De los escritores españoles del siglo XX que mejor han transitado por el camino del cuento, destacaríamos necesaria y especialmente a Pío Baroja, Gabriel Miró, Ramón Gómez de la Serna, Edgar Neville, Francisco Ayala, Camilo Cela, Alonso Zamora Vicente, Miguel Delibes, Carmen Laforet, Ignacio Aldecoa, Juan García Hortelano, Álvaro Pombo, Luis Mateo Díez, Soledad Puértolas, Antonio Muñoz Molina, Quim Monzó y José María Merino. Y hablando de Merino, aconsejamos vivamente leer su antología Cien años de cuentos (1898-1998), que publicó nuestro admirado maestro bajo el sello de la editorial Alfaguara allá por el año de 1998, si la memoria no me traiciona.

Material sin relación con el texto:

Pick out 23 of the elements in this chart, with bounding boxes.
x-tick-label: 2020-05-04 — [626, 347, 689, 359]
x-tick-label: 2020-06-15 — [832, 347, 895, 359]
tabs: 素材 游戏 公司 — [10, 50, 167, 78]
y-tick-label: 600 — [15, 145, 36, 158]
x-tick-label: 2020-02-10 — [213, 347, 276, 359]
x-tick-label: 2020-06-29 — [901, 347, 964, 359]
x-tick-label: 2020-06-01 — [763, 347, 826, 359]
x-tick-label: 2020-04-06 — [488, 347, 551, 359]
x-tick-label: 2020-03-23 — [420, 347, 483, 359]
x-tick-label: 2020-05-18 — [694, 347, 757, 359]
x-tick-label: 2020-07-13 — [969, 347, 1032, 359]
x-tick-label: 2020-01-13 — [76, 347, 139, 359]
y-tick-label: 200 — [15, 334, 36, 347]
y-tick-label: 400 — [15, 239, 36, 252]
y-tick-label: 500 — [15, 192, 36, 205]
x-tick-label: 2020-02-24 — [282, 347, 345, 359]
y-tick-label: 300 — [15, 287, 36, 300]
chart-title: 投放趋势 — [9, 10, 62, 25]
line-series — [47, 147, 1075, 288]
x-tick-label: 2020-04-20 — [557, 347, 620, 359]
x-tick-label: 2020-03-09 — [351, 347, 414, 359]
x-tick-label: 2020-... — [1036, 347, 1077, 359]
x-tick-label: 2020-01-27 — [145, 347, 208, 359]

De los componentes estructurales del cuento, nada decimos aquí. Todo cabe en un relato; o casi todo, igual que ocurre en una novela breve o larga. La narrativa constituye un complejo universo donde quedan siempre nuevas tierras vírgenes a disposición del explorador. Pero el cuento, hemos de reconocerlo, mantiene en sí mismo unas características apasionantes para quien, como yo, sintió desde muy temprana edad la llamada de la literatura. De este llamamiento nació mi primer libro, Relatos del insomnio (1984) cuya publicación se debió a un premio literario que tuvieron a bien concederme en Palencia. Con aquellos cuentos y otros muchos más, llegó la célebre Noche de papel (1990), donde reuní todos mis cuentos breves escritos entre 1968 y 1987; nada menos que sesenta y seis piezas en total. Vino después el volumen de Los escritores (1995), con nuevas historias y personajes diferentes. Y por fin se hicieron visibles los misteriosos Caballeros de la luz (2004), entrega que contiene mis últimas aportaciones al mundo laberíntico y apasionante del relato. Una trayectoria repleta de constancia y fidelidad al género. Un centenar de cuentos, o puede que alguno más, donde he podido plasmar hasta la fecha inquietudes, anhelos, temores, alegrías, sombras y esperanzas. Eso es el cuento: un complejo universo sembrado de pléyades de tinta.
Llamarse escritor –así, generalizando– es sin duda importante. Y sentir el distinto latir de los varios géneros en el pulso, algo que resulta imprescindible. Pero la importancia de llamarse y reconocerse cuentista, en la mejor y más literaria acepción del término, también nos parece una digna opción la mar de respetable.